Language as a medium of hermeneutic experience

Dialectic is the art of having a conversation, that is, it is the art of concept formation as the development of what is common. A conversation has its own spirit, its own truth, because the progress and outcome of a conversation is not controlled by the speaker. Understanding arises through communicating and not through simply understanding someone else's opinion. Communicating, in turn, only happens through language. Understanding requires putting yourself in the position of the other person in order to grasp the factual right of his or her opinion.

According to Gadamer, language serves as a fundamental part of our “being-in-the-world” that encompasses our entire world constitution. “We grow up, we get to know the world, we get to know people and, in the end, ourselves by learning to speak.” Gadamer is convinced that we have always been biased in all our thinking and cognition, due to the linguistic interpretation of the world into which we grow and the more the language is a living execution, the less one is aware of it. Our world articulation is built up through language, and language determines our thinking.

The universal aspect of hermeneutics

Language is the middle between the self and the world. Language is speculative - not an illustration, but an expression. Coming up to speech does not create a second sense. Being and representation are indistinguishable. Linguistic events, like humans, are finite. The finiteness of the human mind is the prerequisite for hermeneutic experience. An infinite spirit (God) only sees the beauty of the whole, can think every meaning out of itself ("God does not philosophize"). Hermeneutic experience shares in the immediacy of the experience of beauty and the evidence of truth.

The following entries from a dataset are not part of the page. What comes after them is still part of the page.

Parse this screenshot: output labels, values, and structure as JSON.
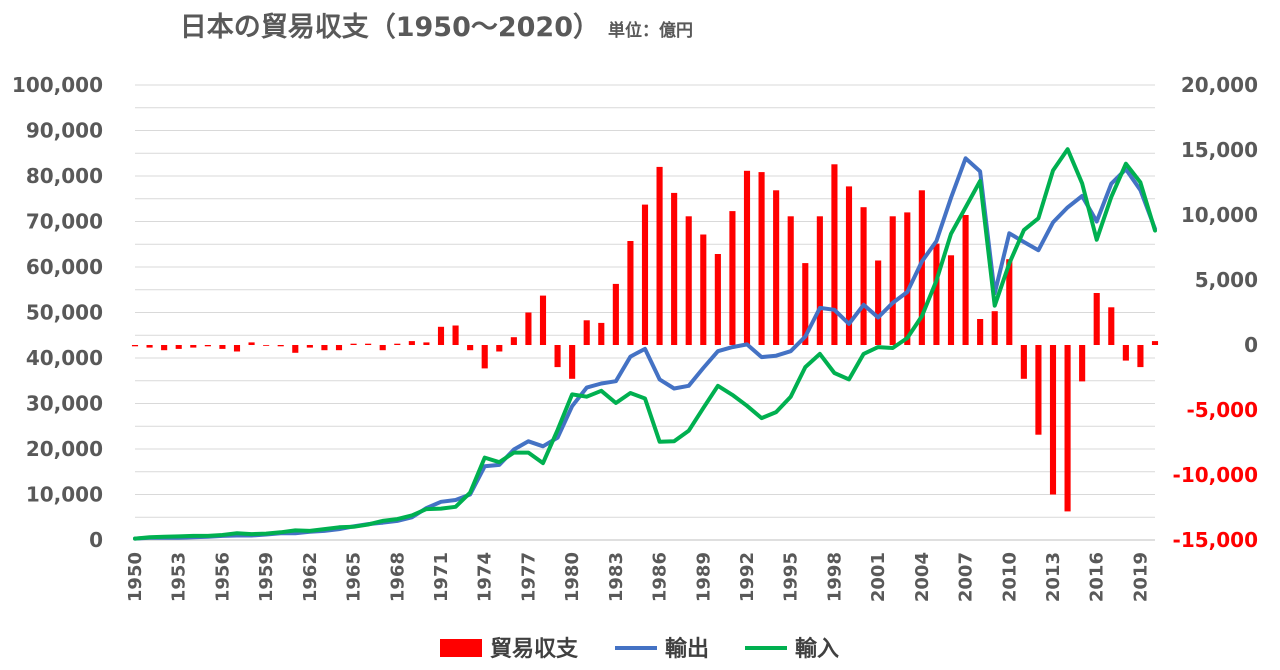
{
  "chart_data": {
    "type": "bar+line",
    "title": "日本の貿易収支（1950～2020）",
    "unit_label": "単位：億円",
    "left_axis": {
      "min": 0,
      "max": 100000,
      "step": 10000,
      "tick_labels": [
        "0",
        "10,000",
        "20,000",
        "30,000",
        "40,000",
        "50,000",
        "60,000",
        "70,000",
        "80,000",
        "90,000",
        "100,000"
      ]
    },
    "right_axis": {
      "min": -15000,
      "max": 20000,
      "step": 5000,
      "tick_labels": [
        "-15,000",
        "-10,000",
        "-5,000",
        "0",
        "5,000",
        "10,000",
        "15,000",
        "20,000"
      ],
      "negative_color": "#ff0000",
      "positive_color": "#595959"
    },
    "x": [
      1950,
      1951,
      1952,
      1953,
      1954,
      1955,
      1956,
      1957,
      1958,
      1959,
      1960,
      1961,
      1962,
      1963,
      1964,
      1965,
      1966,
      1967,
      1968,
      1969,
      1970,
      1971,
      1972,
      1973,
      1974,
      1975,
      1976,
      1977,
      1978,
      1979,
      1980,
      1981,
      1982,
      1983,
      1984,
      1985,
      1986,
      1987,
      1988,
      1989,
      1990,
      1991,
      1992,
      1993,
      1994,
      1995,
      1996,
      1997,
      1998,
      1999,
      2000,
      2001,
      2002,
      2003,
      2004,
      2005,
      2006,
      2007,
      2008,
      2009,
      2010,
      2011,
      2012,
      2013,
      2014,
      2015,
      2016,
      2017,
      2018,
      2019,
      2020
    ],
    "x_tick_labels": [
      "1950",
      "1953",
      "1956",
      "1959",
      "1962",
      "1965",
      "1968",
      "1971",
      "1974",
      "1977",
      "1980",
      "1983",
      "1986",
      "1989",
      "1992",
      "1995",
      "1998",
      "2001",
      "2004",
      "2007",
      "2010",
      "2013",
      "2016",
      "2019"
    ],
    "grid": true,
    "legend_position": "bottom",
    "series": [
      {
        "name": "貿易収支",
        "type": "bar",
        "axis": "right",
        "color": "#ff0000",
        "values": [
          -100,
          -200,
          -400,
          -300,
          -200,
          -100,
          -300,
          -500,
          200,
          0,
          -100,
          -600,
          -200,
          -400,
          -400,
          100,
          100,
          -400,
          100,
          300,
          200,
          1400,
          1500,
          -400,
          -1800,
          -500,
          600,
          2500,
          3800,
          -1700,
          -2600,
          1900,
          1700,
          4700,
          8000,
          10800,
          13700,
          11700,
          9900,
          8500,
          7000,
          10300,
          13400,
          13300,
          11900,
          9900,
          6300,
          9900,
          13900,
          12200,
          10600,
          6500,
          9900,
          10200,
          11900,
          7800,
          6900,
          10000,
          2000,
          2600,
          6600,
          -2600,
          -6900,
          -11500,
          -12800,
          -2800,
          4000,
          2900,
          -1200,
          -1700,
          300
        ]
      },
      {
        "name": "輸出",
        "type": "line",
        "axis": "left",
        "color": "#4472c4",
        "values": [
          300,
          500,
          500,
          500,
          600,
          700,
          900,
          1000,
          1000,
          1200,
          1500,
          1500,
          1800,
          2000,
          2400,
          3000,
          3500,
          3800,
          4200,
          5000,
          7000,
          8400,
          8800,
          10000,
          16200,
          16500,
          19900,
          21700,
          20600,
          22500,
          29400,
          33500,
          34400,
          34900,
          40300,
          42000,
          35300,
          33300,
          33900,
          37800,
          41500,
          42400,
          43000,
          40200,
          40500,
          41500,
          44700,
          51000,
          50600,
          47500,
          51700,
          48900,
          52100,
          54500,
          61200,
          65700,
          75200,
          83900,
          81000,
          54200,
          67400,
          65500,
          63700,
          69800,
          73100,
          75600,
          70000,
          78300,
          81500,
          76900,
          68400
        ]
      },
      {
        "name": "輸入",
        "type": "line",
        "axis": "left",
        "color": "#00b050",
        "values": [
          300,
          600,
          700,
          800,
          900,
          900,
          1100,
          1500,
          1300,
          1400,
          1700,
          2100,
          2000,
          2400,
          2800,
          2900,
          3400,
          4200,
          4600,
          5400,
          6800,
          6900,
          7300,
          10400,
          18100,
          17100,
          19200,
          19200,
          16900,
          24200,
          32000,
          31500,
          32800,
          30100,
          32300,
          31100,
          21600,
          21700,
          24000,
          29000,
          33900,
          31900,
          29500,
          26800,
          28100,
          31500,
          38000,
          40900,
          36700,
          35300,
          40900,
          42400,
          42200,
          44400,
          49200,
          57000,
          67300,
          73100,
          78900,
          51500,
          60800,
          68100,
          70700,
          81200,
          85900,
          78400,
          66000,
          75400,
          82700,
          78600,
          68000
        ]
      }
    ]
  }
}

The task of hermeneutics according to Gadamer

In his main work, Gadamer himself sees "the task of his hermeneutics in the justification of the claim that understanding presupposes recognition through which it becomes a different understanding". This could justify the principle of the hermeneutic circle, and would lead to the corresponding conclusion that we continue to understand what has already been understood once in a tradition (on a higher level). And although these new conclusions can generally only be made because they can be tied into an infinite number of references, Gadamer insists on the finitude of our thinking and understanding. In agreement with Heidegger, he takes the following view: By running closer and closer to death in general, it is possible to understand our life as a complete whole.

expenditure

literature

  • Günter Figal (Ed.): Hans-Georg Gadamer. Truth and method . Akad.-Verl., Berlin 2007
  • Peter Christian Lang: Hans-Georg Gadamer. Truth and method. Basic features of a philosophical hermeneutics . Major works of philosophy. 20th century. Reclam-Verlag, Stuttgart 1992, pp. 256-282.
  • Michael Hofer and Mirko Wischke (eds.): Understanding Gadamer - Understanding Gadamer. Scientific Book Society, Darmstadt 2003, p. 8
  • Karl-Otto Apel (ed.): Hermeneutics and ideological criticism. With contributions by Karl-Otto Apel, Claus v. Bormann, Rüdiger Bubner, Hans-Georg Gadamer, Hans Joachim Giegel, Jürgen Habermas . Suhrkamp Verlag, Frankfurt am Main 1971. ISBN 978-3518063576 .
  • Jean Grondin: Introduction to Gadamer . Mohr Siebeck (UTB), Tübingen 2000.

Individual evidence

  1. ^ Hans-Georg, Gadamer: Kleine Schriften I, Philosophie, Hermeneutik , JCB Mohr (Paul Siebeck) Verlag, Tübingen, 1967.